The threat was so serious that the militias responded both directly and through their control of internal security units, killing hundreds and wounding thousands, according to Amnesty International. The government, led by Shiite Prime Minister Adil Abdul-Mahdi, held only a handful of security force members accountable. He resigned a year later, in November 2019, amid ongoing protests against state corruption, repression, and the mismanagement of state resources.
Enter the clerics
Owing to these factors, Iraqis have increasingly lost faith in their leaders. Voter turnout in elections has dropped from 62% in 2010 to 43% in 2021. The political system—dominated by Iran for a decade—is seen as a rigged game, so it has lost the interest of the electorate, most notably the young, who feel disenfranchised. In response, senior Shiite religious leader Ayatollah al-Sistani, based in Najaf, regularly criticises government corruption, without naming individuals or parties. He also urged the government to control all weapons inside Iraq's borders. By implication, this suggests that the PMF should not operate independently.

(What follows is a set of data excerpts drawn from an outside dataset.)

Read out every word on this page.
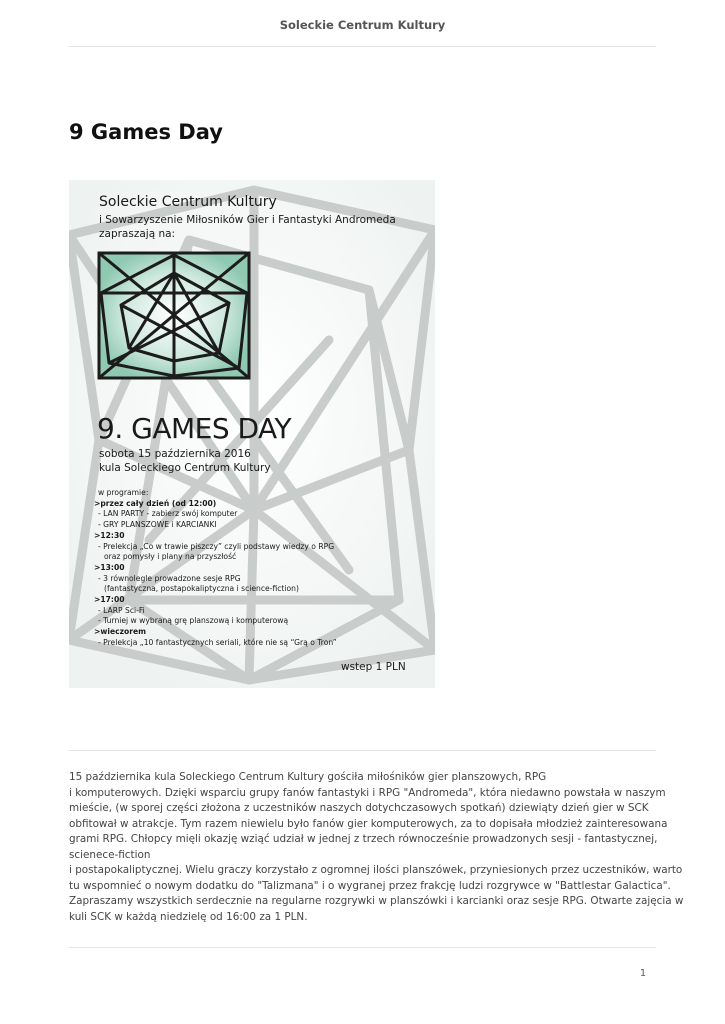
Soleckie Centrum Kultury
9 Games Day
Soleckie Centrum Kultury
i Sowarzyszenie Miłosników Gier i Fantastyki Andromeda
zapraszają na:
9. GAMES DAY
sobota 15 października 2016
kula Soleckiego Centrum Kultury
w programie:
>przez cały dzień (od 12:00)
- LAN PARTY - zabierz swój komputer
- GRY PLANSZOWE i KARCIANKI
>12:30
- Prelekcja „Co w trawie piszczy” czyli podstawy wiedzy o RPG
oraz pomysły i plany na przyszłość
>13:00
- 3 równolegle prowadzone sesje RPG
(fantastyczna, postapokaliptyczna i science-fiction)
>17:00
- LARP Sci-Fi
- Turniej w wybraną grę planszową i komputerową
>wieczorem
- Prelekcja „10 fantastycznych seriali, które nie są “Grą o Tron”
wstep 1 PLN
15 października kula Soleckiego Centrum Kultury gościła miłośników gier planszowych, RPG
i komputerowych. Dzięki wsparciu grupy fanów fantastyki i RPG "Andromeda", która niedawno powstała w naszym
mieście, (w sporej części złożona z uczestników naszych dotychczasowych spotkań) dziewiąty dzień gier w SCK
obfitował w atrakcje. Tym razem niewielu było fanów gier komputerowych, za to dopisała młodzież zainteresowana
grami RPG. Chłopcy mięli okazję wziąć udział w jednej z trzech równocześnie prowadzonych sesji - fantastycznej,
scienece-fiction
i postapokaliptycznej. Wielu graczy korzystało z ogromnej ilości planszówek, przyniesionych przez uczestników, warto
tu wspomnieć o nowym dodatku do "Talizmana" i o wygranej przez frakcję ludzi rozgrywce w "Battlestar Galactica".
Zapraszamy wszystkich serdecznie na regularne rozgrywki w planszówki i karcianki oraz sesje RPG. Otwarte zajęcia w
kuli SCK w każdą niedzielę od 16:00 za 1 PLN.
1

Cleric Muqtada al-Sadr, who comes from an illustrious religious family in Najaf, is more directly involved in politics than al-Sistani, and he too has sharply criticised the militias, of which there is another loyal to him. Al-Sadr also criticised Iran's interference in Iraqi politics after Shiite parties stopped Sadr's bloc from forming a government in 2022. Al-Sadr and his parliamentarians walked out as a result. He is a fierce critic of the CF, his spokesman recently describing a "foreign scent" in Iraqi politics.
Al-Sadr wants deep reforms in the Iraqi state, the disarmament and dissolution of the pro-Iranian militias, and their integration into a strengthened Iraqi army, but says corruption makes these reforms impossible, so he is boycotting the November election. That election is worrying the Shiite parties and militia leaders that control the parliament, because on 13 July, al-Sadr said he would support an alternative political bloc that would implement his demands for reform, including the militias' dissolution.

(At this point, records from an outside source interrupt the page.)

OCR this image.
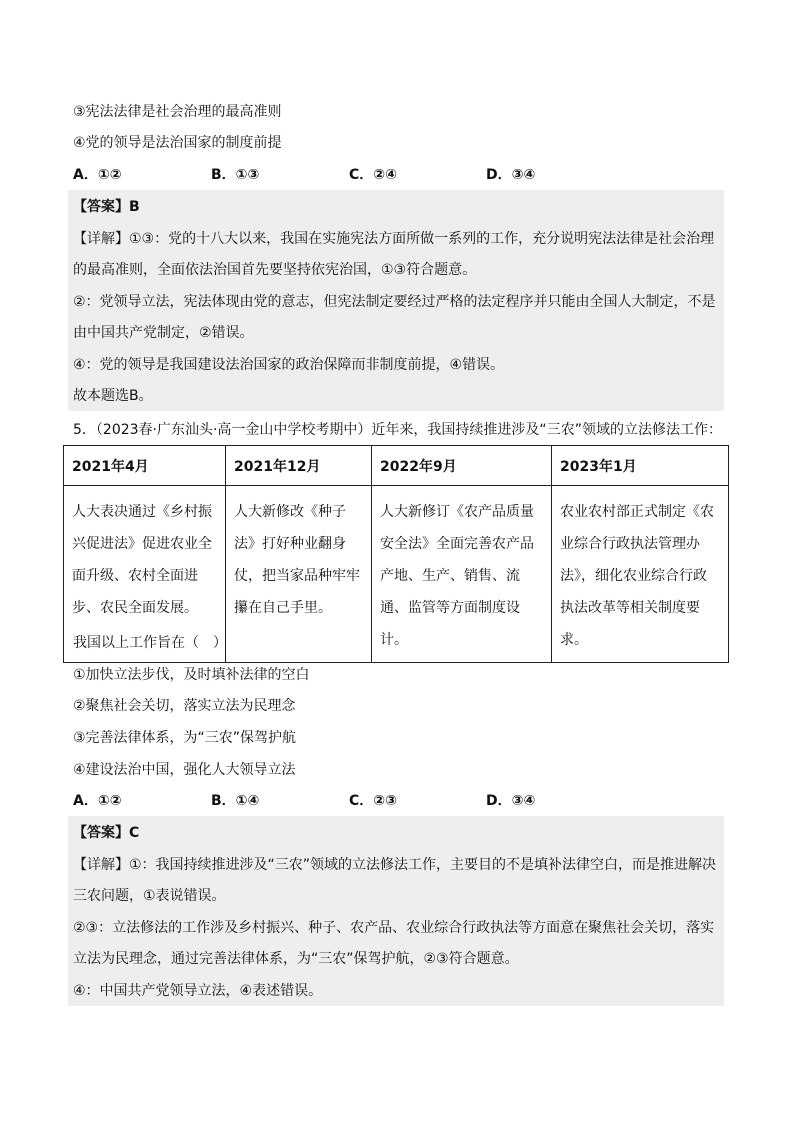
③宪法法律是社会治理的最高准则
④党的领导是法治国家的制度前提
A．①②	B．①③	C．②④	D．③④
【答案】B
【详解】①③：党的十八大以来，我国在实施宪法方面所做一系列的工作，充分说明宪法法律是社会治理
的最高准则，全面依法治国首先要坚持依宪治国，①③符合题意。
②：党领导立法，宪法体现由党的意志，但宪法制定要经过严格的法定程序并只能由全国人大制定，不是
由中国共产党制定，②错误。
④：党的领导是我国建设法治国家的政治保障而非制度前提，④错误。
故本题选B。
5．（2023春·广东汕头·高一金山中学校考期中）近年来，我国持续推进涉及“三农”领域的立法修法工作：
2021年4月	2021年12月	2022年9月	2023年1月
人大表决通过《乡村振兴促进法》促进农业全面升级、农村全面进步、农民全面发展。	人大新修改《种子法》打好种业翻身仗，把当家品种牢牢攥在自己手里。	人大新修订《农产品质量安全法》全面完善农产品产地、生产、销售、流通、监管等方面制度设计。	农业农村部正式制定《农业综合行政执法管理办法》，细化农业综合行政执法改革等相关制度要求。
我国以上工作旨在（　）
①加快立法步伐，及时填补法律的空白
②聚焦社会关切，落实立法为民理念
③完善法律体系，为“三农”保驾护航
④建设法治中国，强化人大领导立法
A．①②	B．①④	C．②③	D．③④
【答案】C
【详解】①：我国持续推进涉及“三农”领域的立法修法工作，主要目的不是填补法律空白，而是推进解决
三农问题，①表说错误。
②③：立法修法的工作涉及乡村振兴、种子、农产品、农业综合行政执法等方面意在聚焦社会关切，落实
立法为民理念，通过完善法律体系，为“三农”保驾护航，②③符合题意。
④：中国共产党领导立法，④表述错误。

Iran's Supreme Leader Ayatollah Ali Khamenei (L) speaking with Iraqi Shiite cleric Muqtada al-Sadr during a ceremony commemorating Ashura in Tehran on September 10, 2019.
Jostling for power
SotalIraq News reported on 15 July said that the CF was worried that al-Sadr might back Prime Minister al-Sudani, who promises to disarm the militias (although al-Sudani has made the same pledge before, and may plan to exclude the PMF). Al-Sudani is trying to become less reliant on CF parties like Dawa and the militias behind Fateh in 2026.

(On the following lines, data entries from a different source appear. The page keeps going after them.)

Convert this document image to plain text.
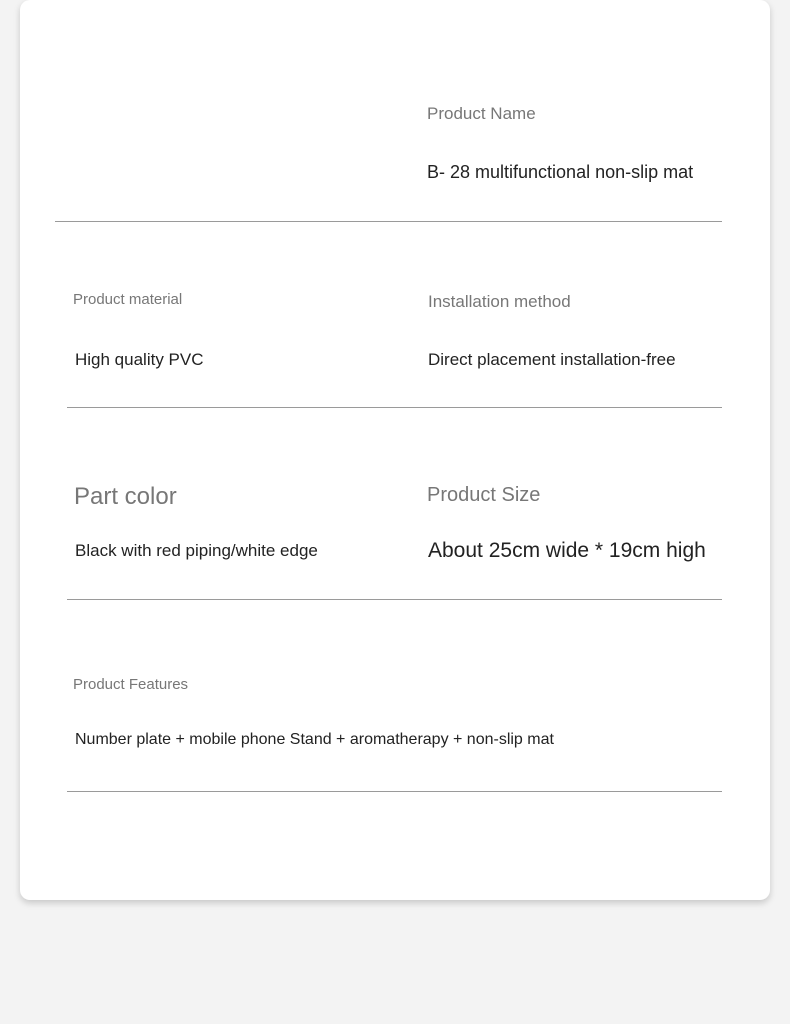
Product Name
B- 28 multifunctional non-slip mat
Product material
High quality PVC
Installation method
Direct placement installation-free
Part color
Black with red piping/white edge
Product Size
About 25cm wide * 19cm high
Product Features
Number plate + mobile phone Stand + aromatherapy + non-slip mat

It is difficult to imagine a coalition from across Iraq that excludes the Shiite parties assembling after the November elections, winning a majority in the Council of Representatives, forming the next government, then removing senior state officials loyal to Iran's allies and disarming the Tehran-leaning militias. Iran's allies in Iraq would fight such a scenario both legally and (if necessary) physically, resulting in violence.
In 2022, they manoeuvred to block al-Sadr successfully. True, the militias showed hesitation towards Israel and the United States both this year and last, but such reticence would dissipate quickly in an existential struggle within Iraq itself. In terms of internal power struggles, they are not averse. Many suspect that the launch of drones by the PM targeting Erbil Airport and the oil facilities in Iraqi Kurdistan is a warning to the Kurds not to put pressure on Baghdad over oil.
This is a harbinger of the future. Even if the outline of an alternative ruling coalition starts to appear after the November elections, the short-term result would be ferocious political battles and violence. In short, their silence over the 12 days of war between Israeli-US forces and Iran in June does not mean that their days are numbered—far from it.